Lisa Leger suffered from osteoarthritis for years. Prior to 1990, she underwent three different arthroscopic procedures but was able to hold a job and engage in a rehabilitative exercise program. However, in 1990, she stopped working for WGN-TV and went on short-term disability. She began receiving long-term disability benefits in December 1990. She continued to receive benefits through 2005. During that time, she continued to have pain and problems with her knees and underwent multiple additional surgeries. The plan administrator reviewed her benefits in 2005 and requested updated information. Her treating physician advised that she was essentially unable to walk. The plan administrator's medical review concluded that she had significant osteoarthritis but that she was not precluded from sedentary work. A vocational rehabilitation consultant identified several employment positions for which she was qualified. The plan administrator therefore terminated her benefits in October of 2005. Leger appealed and provided additional medical information. The plan administrator arranged for another review of the file. That review highlighted some inconsistencies in her records. For example, the records indicated that she could not sit for more than 30 minutes at a time but she nevertheless was wheelchair bound. The plan administrator upheld the decision to terminate her benefits. Leger brought an action pursuant to ERISA’s section 1132 (a)(1)(b) to reinstate her benefits. The lower court granted summary judgment to the plan, stating that it advanced a reasonable explanation for its decision to terminate the benefits. Leger appeals.

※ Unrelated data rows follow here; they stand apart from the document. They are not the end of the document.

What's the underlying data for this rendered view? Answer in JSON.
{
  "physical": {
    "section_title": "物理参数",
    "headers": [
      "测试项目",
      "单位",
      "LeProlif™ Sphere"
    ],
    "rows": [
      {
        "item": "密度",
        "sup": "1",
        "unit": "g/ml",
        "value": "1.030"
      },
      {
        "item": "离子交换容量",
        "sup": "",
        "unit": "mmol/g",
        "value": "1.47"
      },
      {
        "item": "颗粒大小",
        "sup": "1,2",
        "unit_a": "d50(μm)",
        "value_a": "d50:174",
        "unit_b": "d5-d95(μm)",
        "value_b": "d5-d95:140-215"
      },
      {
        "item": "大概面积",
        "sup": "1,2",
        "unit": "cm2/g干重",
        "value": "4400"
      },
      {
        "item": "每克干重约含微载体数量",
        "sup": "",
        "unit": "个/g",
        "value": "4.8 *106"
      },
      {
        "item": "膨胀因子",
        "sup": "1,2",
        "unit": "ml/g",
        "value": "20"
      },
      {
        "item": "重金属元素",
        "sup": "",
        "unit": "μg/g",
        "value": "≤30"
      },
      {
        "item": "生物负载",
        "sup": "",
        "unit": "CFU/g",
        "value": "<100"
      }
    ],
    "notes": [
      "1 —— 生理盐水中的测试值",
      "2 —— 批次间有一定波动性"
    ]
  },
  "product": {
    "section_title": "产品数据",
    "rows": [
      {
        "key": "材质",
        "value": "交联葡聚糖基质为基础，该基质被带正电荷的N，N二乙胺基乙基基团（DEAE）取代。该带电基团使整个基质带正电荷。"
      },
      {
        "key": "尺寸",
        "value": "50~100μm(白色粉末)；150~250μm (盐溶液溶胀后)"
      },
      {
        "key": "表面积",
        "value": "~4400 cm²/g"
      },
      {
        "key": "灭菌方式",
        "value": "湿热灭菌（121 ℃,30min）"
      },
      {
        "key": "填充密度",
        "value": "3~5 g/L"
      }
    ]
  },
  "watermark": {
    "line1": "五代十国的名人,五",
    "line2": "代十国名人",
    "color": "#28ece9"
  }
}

In their opinion, Judges Bauer, Ripple and Evans reversed and remanded. The Court first rejected Leger's position, first brought out on appeal, that the arbitrary and capricious standard was the inappropriate standard of review. It added, however, that the claims determination still must comply with ERISA and that the claimant must be afforded a full and fair review. The Court also rejected Leger's arguments that the fifteen year history of payments or the plan's reliance on a medical file review only created a presumption that the termination decision was arbitrary and capricious. Instead, in determining whether a decision is arbitrary and capricious, the Court said it would look to the specific reasons for the denial, whether the claimant was afforded a full and fair review, and whether there is an absence of reasoning in support of the determination. Here, the Court was concerned that the determination failed to mention Leger's voluminous medical record spanning almost 20 years and 17 surgeries. The Court was also concerned about the treatment of the functional capacity evaluation. The plan ignored the FCE evidence that Leger's complaints of pain were real. The Court indicated that the plan was required to do more than just dismiss the complaints. As such, there was an absence of reasoning in the record and the determination was arbitrary and capricious. The Court recognized that it had the option of either remanding the case for further proceedings or reinstating the benefits. Here, because the plan failed to consider the lengthy medical history and to provide adequate reasoning for its treatment of the FCE, the Court was unable to say definitively that the determination was unreasonable. It therefore remanded the case for further proceedings.